Demikian menurut laporan Investor Daily kemarin. Di mana? Jakarta. Peristiwa terjadi di empat titik. Penyidangan tindak pidana ringan berlangsung di PN Jakarta Pusat, PN Jakarta Timur, dan PN Jaksel. Judul beritanya: “Ditangkap, Pemberi Sedekah di Jalanan”.
Hukuman itu lebih ringan daripada ancaman maksimal Perda Tibum 2007 yang akan mendenda Rp 20 juta (atau penjara enam bulan) kepada siapa pun yang memberikan uang kepada pengemis.
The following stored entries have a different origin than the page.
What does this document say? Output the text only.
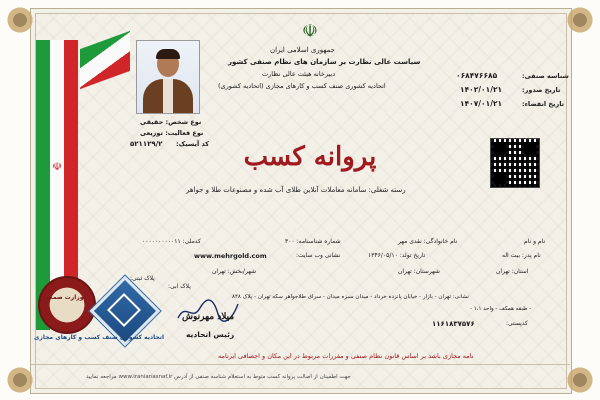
☫
وزارت صمت
نوع شخص: حقیقی
نوع فعالیت: توزیعی
کد آیسیک:
۵۲۱۱۲۹/۲
☫
جمهوری اسلامی ایران
سیاست عالی نظارت بر سازمان های نظام صنفی کشور
دبیرخانه هیئت عالی نظارت
اتحادیه کشوری صنف کسب و کارهای مجازی (اتحادیه کشوری)
شناسه صنفی:
۰۶۸۴۷۶۶۸۵
تاریخ صدور:
۱۴۰۲/۰۱/۲۱
تاریخ انقضاء:
۱۴۰۷/۰۱/۲۱
پروانه کسب
رسته شغلی: سامانه معاملات آنلاین طلای آب شده و مصنوعات طلا و جواهر
نام و نام
نام خانوادگی: نقدی مهر
شماره شناسنامه: ۳۰۰
کدملی: ۰۰۰۰۰۰۰۰۰۰۱۱
نام پدر: بیت اله
تاریخ تولد: ۱۳۴۶/۰۵/۱۰
نشانی وب سایت:
www.mehrgold.com
استان: تهران
شهرستان: تهران
شهر/بخش: تهران
پلاک ثبتی:
پلاک ابی:
نشانی: تهران - بازار - خیابان پانزده خرداد - میدان سبزه میدان - سرای طلاجواهر سکه تهران - پلاک ۸۴۸
- طبقه همکف - واحد ۱،۱ -
کدپستی:
۱۱۶۱۸۳۷۵۷۶
اتحادیه کشوری صنف کسب و کارهای مجازی
میلاد مهرنوش
رئیس اتحادیه
نامه مجازی باشد بر اساس قانون نظام صنفی و مقررات مربوط در این مکان و اجصافی ایرنامه
جهت اطمینان از اصالت پروانه کسب متوط به استعلام شناسه صنفی از آدرس www.iranianasnaf.ir مراجعه نمایید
Benarkah para pelanggar Perda itu orang kaya? Kepala Dinas Sosial DKI Jakarta Budihardjo mengatakan bahwa mereka naik mobil mewah. “Kebanyakan yang mengikuti sidang para sopirnya, sedangkan para tokay itu sudah kabur dengan naik taksi,” tutur Budihardjo kepada koran itu.
Saya tidak tahu kenapa Pemprov DKI, demikian pula pemda lain, bisa kehabisan akal menghadapi pengemis. Akhirnya, seperti hukum dalam pemberantasan korupsi, pemberi dan penerima dianggap sama-sama bersalah. Para pengambil keputusan dan pengabsah perda berharap cara macam itu akan bikin kapok.
Adapun dalam penegakan perda di lapangan, bisa saja muncul kekonyolan. Sopir mendapatkan job tambahan: mewakili bos atau tauke dalam sidang.
Si kaya tidak kapok, si pengemis tidak jera, petugas penertib lama kelamaan mungkin kecapaian dan bosan — hanya mau bergerak jika diperintah.
Menurut Anda bagaimana sebaiknya?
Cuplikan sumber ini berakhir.